York U historian reveals the psychology behind Canada’s UFO reports

 

picture of prof imhotep

History Professor Edward Jones-Imhotep explains the paranoia around UFOs in 1950s Canada for the CBC in How Cold War anxiety and citizen science fuelled Canada’s massive UFO report files.

Jones-Imhotep says the fear of aliens or UFOs around the 50s in Canada was real and due, in part, to UFO stories and the immediate threat of attack from the Soviet Union.

"If you take a globe of the world in 1950 and you look down on the North Pole, you realize very quickly that the shortest line between the Soviet Union and the United States (passes over Canada)," he says.

During that period of time, there were many reports about unusual phenomena, likely caused by fear of the unknown in addition to a fear of aliens.
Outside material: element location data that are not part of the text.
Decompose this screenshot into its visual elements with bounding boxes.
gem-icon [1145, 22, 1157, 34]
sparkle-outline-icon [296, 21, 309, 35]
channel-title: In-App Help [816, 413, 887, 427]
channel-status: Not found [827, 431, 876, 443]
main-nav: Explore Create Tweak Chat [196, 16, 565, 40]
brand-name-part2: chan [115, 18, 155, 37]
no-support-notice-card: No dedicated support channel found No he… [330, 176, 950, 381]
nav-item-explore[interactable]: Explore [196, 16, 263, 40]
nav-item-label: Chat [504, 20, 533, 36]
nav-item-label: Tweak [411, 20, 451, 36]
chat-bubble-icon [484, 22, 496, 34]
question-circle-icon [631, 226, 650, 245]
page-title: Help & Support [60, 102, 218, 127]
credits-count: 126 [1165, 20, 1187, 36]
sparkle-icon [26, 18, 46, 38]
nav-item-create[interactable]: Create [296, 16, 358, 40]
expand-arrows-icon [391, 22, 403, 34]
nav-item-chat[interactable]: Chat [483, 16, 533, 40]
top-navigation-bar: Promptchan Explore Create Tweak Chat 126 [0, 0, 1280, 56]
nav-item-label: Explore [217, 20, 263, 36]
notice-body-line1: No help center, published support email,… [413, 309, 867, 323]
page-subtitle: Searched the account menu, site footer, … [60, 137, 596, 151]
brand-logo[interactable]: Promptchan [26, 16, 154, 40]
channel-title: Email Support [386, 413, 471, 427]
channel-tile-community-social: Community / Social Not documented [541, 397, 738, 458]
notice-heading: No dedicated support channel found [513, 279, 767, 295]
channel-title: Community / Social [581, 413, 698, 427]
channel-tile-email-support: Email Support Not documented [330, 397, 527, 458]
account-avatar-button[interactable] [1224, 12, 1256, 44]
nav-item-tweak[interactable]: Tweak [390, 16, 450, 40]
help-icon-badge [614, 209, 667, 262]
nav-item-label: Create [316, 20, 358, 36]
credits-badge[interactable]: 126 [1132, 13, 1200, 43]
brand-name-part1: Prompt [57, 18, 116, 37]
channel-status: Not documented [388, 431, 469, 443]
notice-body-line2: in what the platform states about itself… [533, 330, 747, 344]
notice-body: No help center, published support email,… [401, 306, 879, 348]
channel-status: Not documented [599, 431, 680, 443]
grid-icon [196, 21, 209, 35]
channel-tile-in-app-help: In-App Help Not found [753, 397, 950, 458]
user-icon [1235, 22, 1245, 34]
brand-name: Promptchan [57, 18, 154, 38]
According to Jones-Imhotep, "it's the idea that perhaps they're aliens, perhaps (they) are extraterrestrials, but more threatening than that is just the idea that there are things that you don't know about — the things that you can't identify."

He adds that feelings towards a hostile foreign power such as the Soviet Union were easily transferred onto something like aliens, including a lot of the language used in fear of the Soviets being translated into fear of aliens and UFOs.

"They have hostile motives. They can't be trusted. They're up to these secret projects," he says.

For a better sense of the mindset of 1950s Canadians, you can visit a database run by the Library and Archives of Canada to find the 15,000 pages of documents describing UFO sightings from during the 50s up to the 1990s.